THE DARK KNIGHT - Too Long to Be Perfect

I was really excited for THE DARK KNIGHT.  The first Chris Nolan Batman film was amazing -- a great mix of casting (except for Katie Holmes), theme, story, and action.  They really nailed the tortured nature of the Batman mythos and how he's not quite a regular superhero and just short of being a vigilante.

SPOILERS SMACKING YOU UPSIDE THE HEAD BELOW...

DK has its brilliant moments.  All of the Joker stuff is amazing.  Jonah (Jonathan) Nolan's script makes several great choices -- not giving him a backstory because he's just a random psychopath, introducing him in the midst of a great, twisty 70s-style heist scene, and unleashing him as an agent of chaos determined to plague the Batman and watch Gotham City burn.  Christian Bale is great as always, and the casting is even better this time around, ditching Katie Holmes for the far-superior Maggie Gyllenhall, and adding in Aaron Eckhart and Eric Roberts to the mix.

Where the film veers off the rails of greatness is mainly that it's too damn long and the length -- and all the plot the filmmakers cram into the last hour -- make the film suffer from a split personality (fitting in a way because of Harvey Dent, but frustrating dramatically).  The film has a natural endpoint -- in the hospital, when Harvey Dent is lying there scarred and the Joker comes in and hands him a gun and tells him to go cause chaos.  That's your Luke Skywalker with his robot hand at the end of EMPIRE STRIKES back.  The film should fade out there, and then the entire next film is about Harvey Dent as Two-Face -- his rise to villainy and his eventual death (and possible redemption).  Instead, Nolan and company cram an entire film's worth of plot into 45 minutes or an hour, giving short shrift to Harvey and his story.

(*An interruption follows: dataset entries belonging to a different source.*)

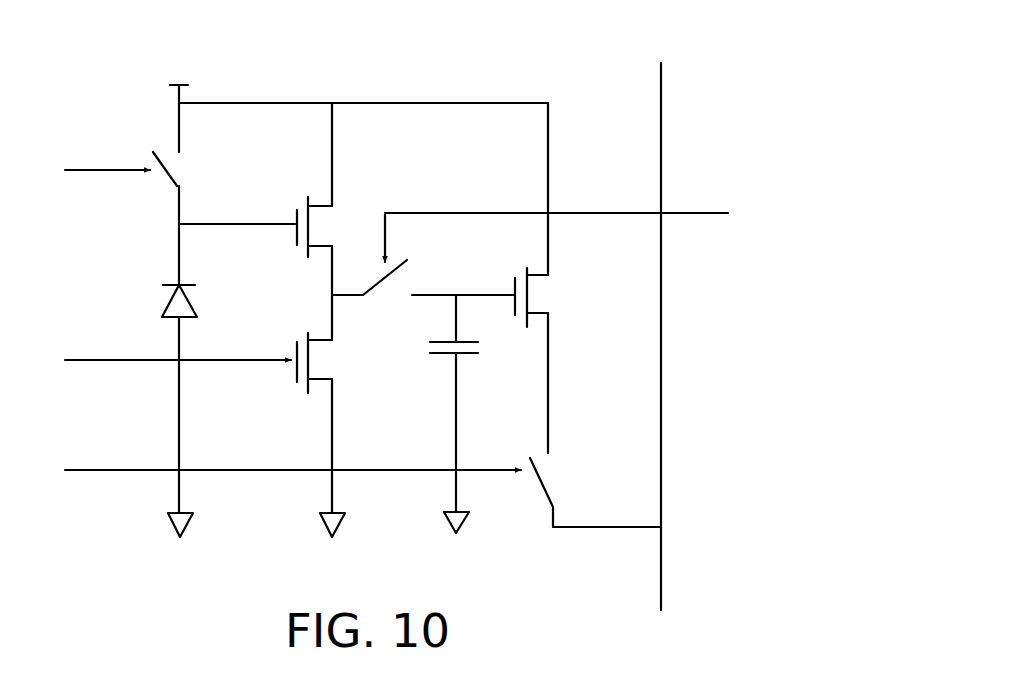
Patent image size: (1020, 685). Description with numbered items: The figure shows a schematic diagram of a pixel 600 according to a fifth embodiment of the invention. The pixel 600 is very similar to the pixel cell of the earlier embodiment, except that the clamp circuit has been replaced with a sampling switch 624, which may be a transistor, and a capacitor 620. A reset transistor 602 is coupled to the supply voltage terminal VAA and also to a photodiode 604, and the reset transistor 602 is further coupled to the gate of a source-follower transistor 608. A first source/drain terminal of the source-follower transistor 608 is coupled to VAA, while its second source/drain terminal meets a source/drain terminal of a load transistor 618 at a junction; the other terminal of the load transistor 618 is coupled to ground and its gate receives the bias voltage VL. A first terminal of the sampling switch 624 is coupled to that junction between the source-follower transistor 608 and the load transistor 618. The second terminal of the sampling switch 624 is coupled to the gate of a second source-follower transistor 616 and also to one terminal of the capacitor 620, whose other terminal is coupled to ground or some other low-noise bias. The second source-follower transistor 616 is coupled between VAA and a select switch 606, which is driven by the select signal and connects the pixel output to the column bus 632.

The pixel 600 is at (441, 39).
The reset transistor 602 is at (190, 166).
The photodiode 604 is at (167, 303).
The select switch 606 is at (566, 463).
The source-follower transistor 608 is at (348, 205).
The second source-follower transistor 616 is at (565, 277).
The load transistor 618 is at (348, 383).
The capacitor 620 is at (497, 318).
The sampling switch 624 is at (394, 291).
The column bus 632 is at (661, 162).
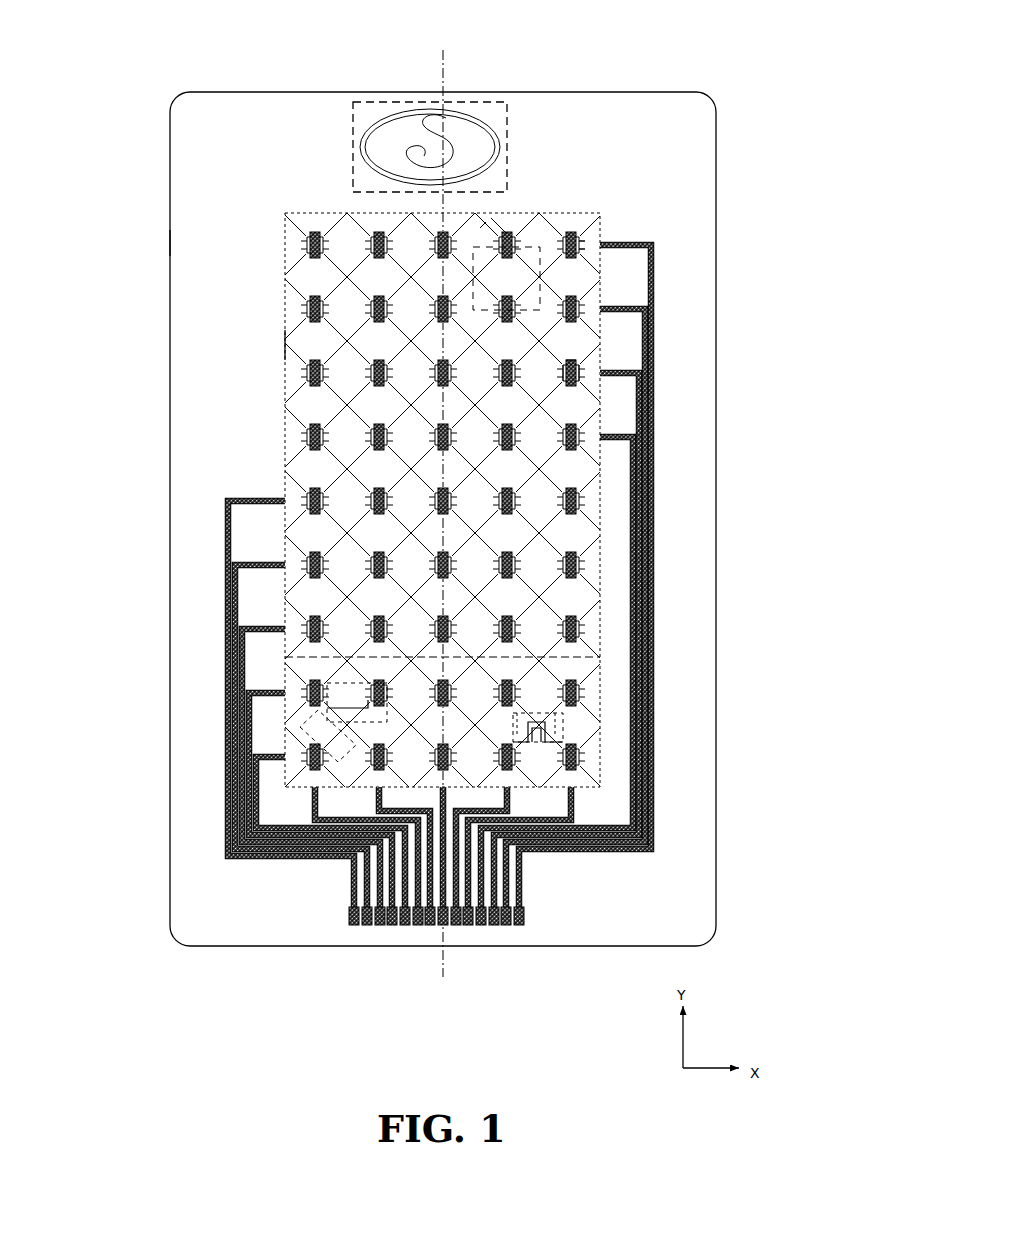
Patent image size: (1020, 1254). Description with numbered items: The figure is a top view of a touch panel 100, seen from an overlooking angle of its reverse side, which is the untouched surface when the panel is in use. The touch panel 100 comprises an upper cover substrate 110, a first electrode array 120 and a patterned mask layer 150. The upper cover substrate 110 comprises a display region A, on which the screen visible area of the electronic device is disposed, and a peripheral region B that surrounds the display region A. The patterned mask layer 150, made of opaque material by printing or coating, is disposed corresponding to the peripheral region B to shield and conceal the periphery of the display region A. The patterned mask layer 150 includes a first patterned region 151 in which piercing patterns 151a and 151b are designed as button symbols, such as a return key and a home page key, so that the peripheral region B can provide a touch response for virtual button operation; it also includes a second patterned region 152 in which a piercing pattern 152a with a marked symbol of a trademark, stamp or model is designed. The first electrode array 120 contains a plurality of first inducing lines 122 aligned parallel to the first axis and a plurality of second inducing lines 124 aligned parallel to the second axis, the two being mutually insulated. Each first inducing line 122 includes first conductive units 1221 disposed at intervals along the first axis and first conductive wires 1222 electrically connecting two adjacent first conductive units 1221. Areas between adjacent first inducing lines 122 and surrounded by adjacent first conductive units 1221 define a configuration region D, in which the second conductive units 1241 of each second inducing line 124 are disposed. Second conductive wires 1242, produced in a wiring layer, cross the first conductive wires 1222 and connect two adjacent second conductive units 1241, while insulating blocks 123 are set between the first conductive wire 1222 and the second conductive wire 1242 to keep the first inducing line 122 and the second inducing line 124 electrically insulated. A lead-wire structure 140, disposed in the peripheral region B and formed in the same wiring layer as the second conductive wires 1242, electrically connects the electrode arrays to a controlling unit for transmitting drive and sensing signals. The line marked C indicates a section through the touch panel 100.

The touch panel 100 is at (147, 72).
The upper cover substrate 110 is at (716, 140).
The first electrode array 120 is at (510, 402).
The first inducing line 122 is at (605, 232).
The second inducing line 124 is at (605, 290).
The first conductive unit 1221 is at (490, 216).
The first conductive wire 1222 is at (583, 240).
The second conductive unit 1241 is at (537, 215).
The second conductive wire 1242 is at (580, 376).
The insulating block 123 is at (585, 352).
The lead-wire structure 140 is at (655, 497).
The patterned mask layer 150 is at (700, 436).
The first patterned region 151 is at (655, 828).
The piercing pattern 151a is at (330, 758).
The piercing pattern 151b is at (584, 735).
The second patterned region 152 is at (355, 118).
The piercing pattern 152a is at (449, 104).
The display region A is at (283, 345).
The peripheral region B is at (168, 243).
The section line C is at (441, 50).
The configuration region D is at (548, 316).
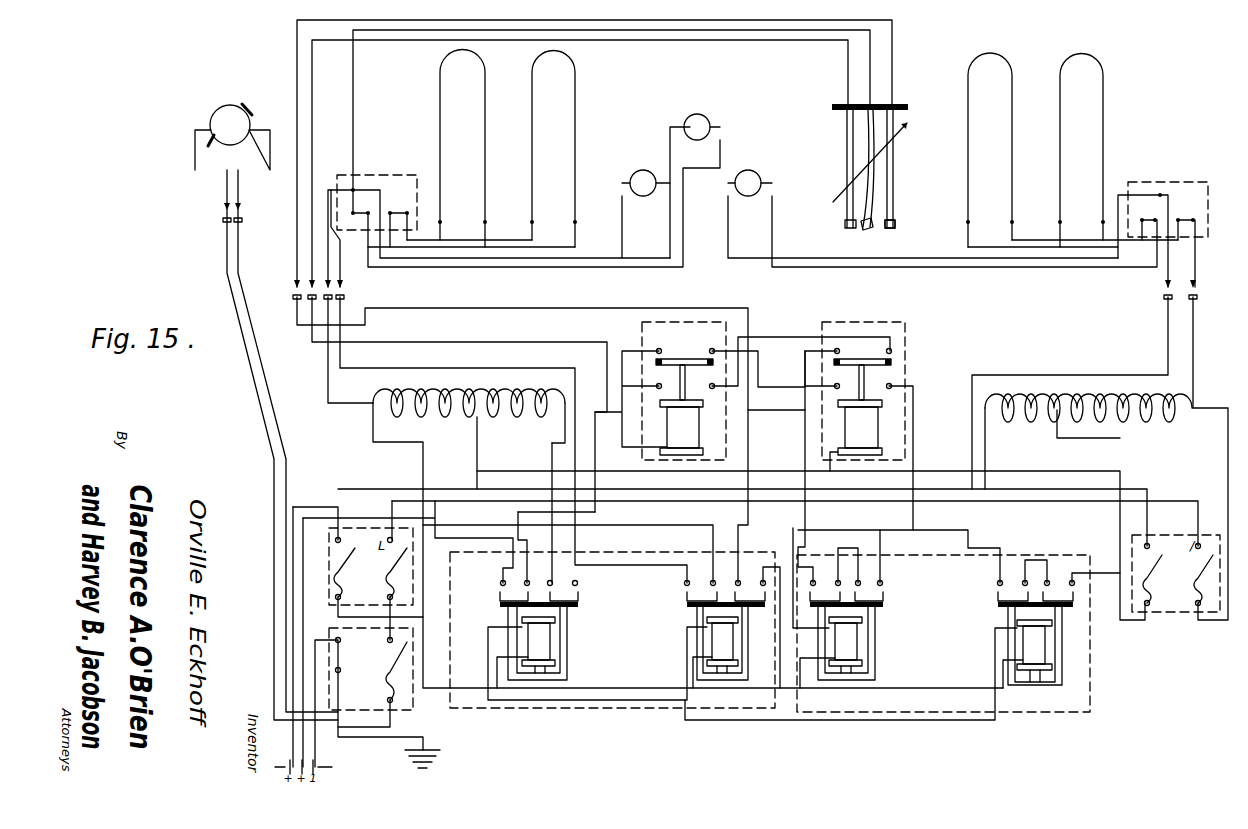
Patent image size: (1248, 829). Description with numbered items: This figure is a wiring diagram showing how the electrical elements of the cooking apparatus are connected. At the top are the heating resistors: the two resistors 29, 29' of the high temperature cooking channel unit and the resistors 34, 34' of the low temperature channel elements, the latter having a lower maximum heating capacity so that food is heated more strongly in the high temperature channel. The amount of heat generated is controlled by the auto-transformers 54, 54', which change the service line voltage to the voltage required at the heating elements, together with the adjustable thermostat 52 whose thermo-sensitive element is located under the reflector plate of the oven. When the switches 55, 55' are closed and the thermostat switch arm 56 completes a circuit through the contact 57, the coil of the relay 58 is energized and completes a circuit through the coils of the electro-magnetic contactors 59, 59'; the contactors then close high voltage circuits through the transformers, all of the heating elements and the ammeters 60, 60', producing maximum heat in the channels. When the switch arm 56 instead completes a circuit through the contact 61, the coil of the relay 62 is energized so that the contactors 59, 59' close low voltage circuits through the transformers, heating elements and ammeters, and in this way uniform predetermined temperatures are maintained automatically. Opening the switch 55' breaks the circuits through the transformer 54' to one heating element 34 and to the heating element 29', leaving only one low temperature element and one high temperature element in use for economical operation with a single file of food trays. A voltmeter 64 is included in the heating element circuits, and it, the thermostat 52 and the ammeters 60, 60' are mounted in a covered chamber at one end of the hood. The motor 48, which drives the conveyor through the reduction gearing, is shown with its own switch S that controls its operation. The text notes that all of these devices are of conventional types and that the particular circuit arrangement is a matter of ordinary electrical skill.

The motor 48 is at (214, 116).
The resistor 34 is at (462, 149).
The resistor 29 is at (553, 149).
The resistor 29' is at (990, 150).
The resistor 34' is at (1081, 151).
The ammeter 60 is at (642, 168).
The ammeter 60' is at (750, 168).
The voltmeter 64 is at (694, 115).
The adjustable thermostat 52 is at (834, 153).
The thermostat switch arm 56 is at (880, 168).
The contact 57 is at (852, 232).
The contact 61 is at (888, 232).
The auto-transformer 54 is at (469, 383).
The auto-transformer 54' is at (1088, 383).
The relay 58 is at (710, 425).
The relay 62 is at (890, 424).
The switch 55 is at (357, 566).
The switch 55' is at (1150, 571).
The switch S is at (386, 661).
The electro-magnetic contactor 59 is at (612, 630).
The electro-magnetic contactor 59' is at (943, 633).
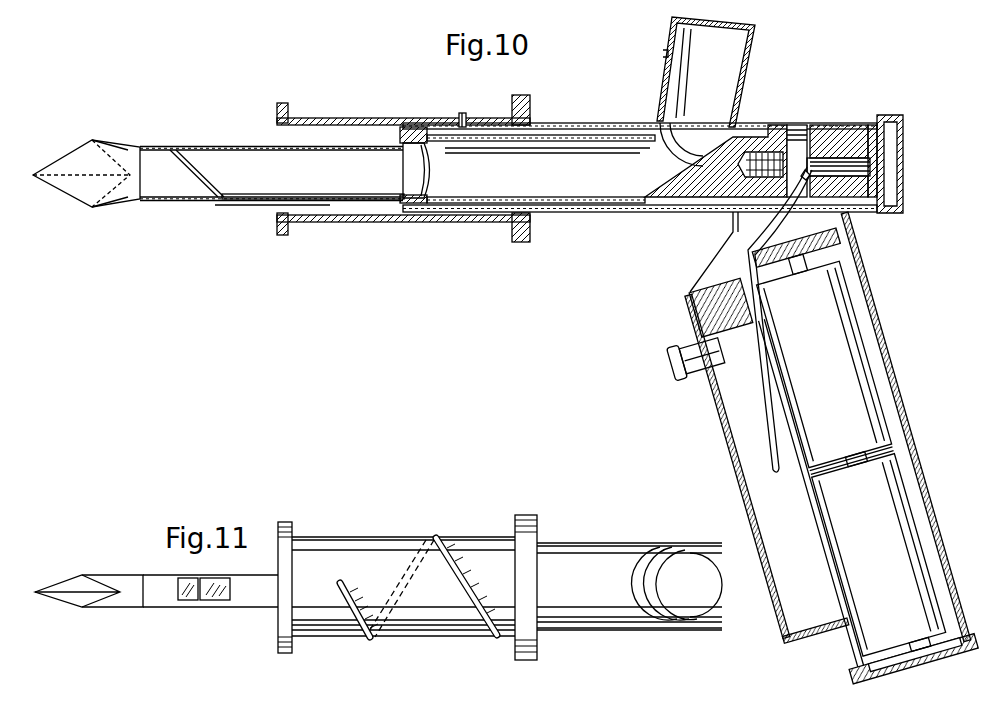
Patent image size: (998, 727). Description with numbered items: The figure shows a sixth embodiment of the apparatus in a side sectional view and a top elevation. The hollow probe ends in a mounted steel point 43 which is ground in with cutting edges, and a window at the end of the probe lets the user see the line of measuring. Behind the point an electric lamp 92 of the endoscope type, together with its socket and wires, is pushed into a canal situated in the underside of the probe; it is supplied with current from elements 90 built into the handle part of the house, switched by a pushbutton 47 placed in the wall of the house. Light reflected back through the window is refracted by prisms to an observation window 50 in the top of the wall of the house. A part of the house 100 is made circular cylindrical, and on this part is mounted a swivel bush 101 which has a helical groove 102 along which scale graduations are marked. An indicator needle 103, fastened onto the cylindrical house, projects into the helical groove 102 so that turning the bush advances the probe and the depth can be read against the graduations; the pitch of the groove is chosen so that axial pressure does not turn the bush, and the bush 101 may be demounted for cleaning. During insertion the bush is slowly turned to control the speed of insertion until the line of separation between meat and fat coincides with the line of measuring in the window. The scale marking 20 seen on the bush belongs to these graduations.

In FIG. 10, the steel point 43 is at (74, 158).
In FIG. 11, the steel point 43 is at (90, 604).
In FIG. 10, the electric lamp 92 is at (234, 196).
In FIG. 10, the indicator needle 103 is at (462, 113).
In FIG. 11, the indicator needle 103 is at (464, 588).
In FIG. 10, the pushbutton 47 is at (696, 357).
In FIG. 10, the elements 90 is at (851, 458).
In FIG. 11, the swivel bush 101 is at (348, 550).
In FIG. 11, the helical groove 102 is at (437, 538).
In FIG. 11, the observation window 50 is at (350, 586).
In FIG. 11, the graduated scale 20 is at (470, 584).
In FIG. 11, the house 100 is at (602, 555).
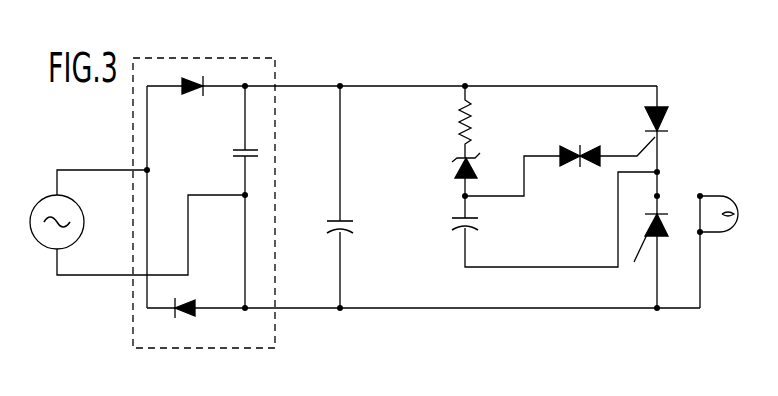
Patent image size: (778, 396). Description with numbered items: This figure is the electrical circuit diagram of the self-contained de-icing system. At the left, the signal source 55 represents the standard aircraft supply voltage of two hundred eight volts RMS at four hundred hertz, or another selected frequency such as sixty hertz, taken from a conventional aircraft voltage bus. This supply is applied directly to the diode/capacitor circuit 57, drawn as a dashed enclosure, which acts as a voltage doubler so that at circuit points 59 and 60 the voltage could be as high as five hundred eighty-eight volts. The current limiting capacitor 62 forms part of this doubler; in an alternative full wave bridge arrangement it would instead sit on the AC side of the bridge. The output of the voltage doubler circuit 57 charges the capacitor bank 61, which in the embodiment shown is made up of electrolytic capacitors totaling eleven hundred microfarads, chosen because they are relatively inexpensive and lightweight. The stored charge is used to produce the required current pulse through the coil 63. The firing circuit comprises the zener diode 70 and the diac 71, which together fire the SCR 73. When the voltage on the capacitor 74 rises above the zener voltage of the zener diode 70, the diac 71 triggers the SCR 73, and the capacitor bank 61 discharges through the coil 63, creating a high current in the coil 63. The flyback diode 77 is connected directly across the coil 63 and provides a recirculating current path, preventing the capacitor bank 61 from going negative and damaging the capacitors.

The signal source 55 is at (83, 226).
The diode/capacitor circuit 57 is at (275, 58).
The circuit point 59 is at (186, 94).
The circuit point 60 is at (188, 312).
The capacitor bank 61 is at (355, 220).
The current limiting capacitor 62 is at (252, 158).
The coil 63 is at (728, 196).
The zener diode 70 is at (458, 167).
The diac 71 is at (580, 146).
The SCR 73 is at (665, 107).
The capacitor 74 is at (458, 219).
The flyback diode 77 is at (643, 254).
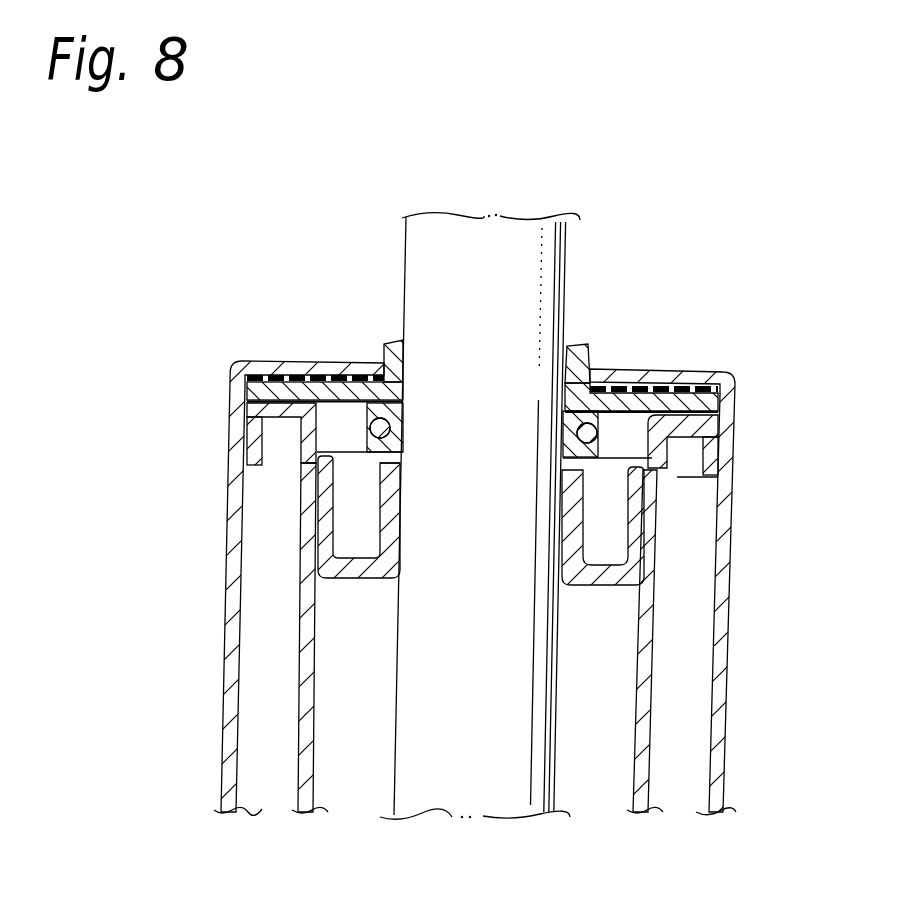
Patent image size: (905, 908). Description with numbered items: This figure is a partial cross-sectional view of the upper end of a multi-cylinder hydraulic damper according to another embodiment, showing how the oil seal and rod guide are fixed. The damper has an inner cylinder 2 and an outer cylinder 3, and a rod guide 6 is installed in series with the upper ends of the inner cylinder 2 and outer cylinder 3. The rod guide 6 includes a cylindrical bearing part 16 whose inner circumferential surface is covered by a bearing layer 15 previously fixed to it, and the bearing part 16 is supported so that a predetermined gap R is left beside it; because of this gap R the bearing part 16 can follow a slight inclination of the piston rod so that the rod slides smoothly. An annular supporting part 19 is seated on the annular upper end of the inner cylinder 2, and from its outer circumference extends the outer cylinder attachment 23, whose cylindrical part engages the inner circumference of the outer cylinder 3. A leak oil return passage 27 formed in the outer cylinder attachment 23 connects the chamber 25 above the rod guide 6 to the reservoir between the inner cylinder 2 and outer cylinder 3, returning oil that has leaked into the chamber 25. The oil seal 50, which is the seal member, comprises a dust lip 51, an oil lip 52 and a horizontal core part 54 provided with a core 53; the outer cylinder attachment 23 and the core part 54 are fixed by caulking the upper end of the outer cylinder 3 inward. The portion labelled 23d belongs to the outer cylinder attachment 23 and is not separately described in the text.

The inner cylinder 2 is at (304, 650).
The outer cylinder 3 is at (226, 597).
The rod guide 6 is at (356, 580).
The bearing layer 15 is at (402, 496).
The cylindrical bearing part 16 is at (383, 549).
The annular supporting part 19 is at (313, 458).
The outer cylinder attachment 23 is at (294, 422).
The seal flange 23d is at (246, 426).
The chamber 25 is at (337, 422).
The leak oil return passage 27 is at (722, 455).
The oil seal 50 is at (328, 363).
The dust lip 51 is at (404, 334).
The oil lip 52 is at (403, 416).
The core 53 is at (260, 362).
The core part 54 is at (303, 372).
The gap R is at (598, 518).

And that's not the only thing that happens at the end of the movie -- we also get the Joker and his ferryboat bomb plot -- the one scene in the movie that rang really false for me.  The Joker's not out to prove everyone's crazy like him; he's just a nutjob out to shake things up.  And the moment when Tim "Tiny" Lister grabs the bomb and throws it overboard is just plain cheesy.

The other action scene that feels tonally off is when the Joker tells everyone to kill the dorky accountant who knows Batman's identity or he'll blow up a hospital.  As the film proves shortly thereafter with the disappointing ferryboat scene, regular people aren't killers.  So it doesn't really work to see construction workers and cops ready to gun down a guy in cold blood because their mothers are having hernia operations.

Thematically, the movie gets a little heavy handed with all the talk about Harvey Dent being the shining face of Gotham and its white knight.  I got it the first ten times I heard it, I didn't need the other 75.  And he can't be such a white knight if he's willing to shoot a man in the head to find out where his girlfriend is being kept.

With a little focus and editorial strictness, THE DARK KNIGHT could have been the best superhero film of all time.  As it is, it's a solid B.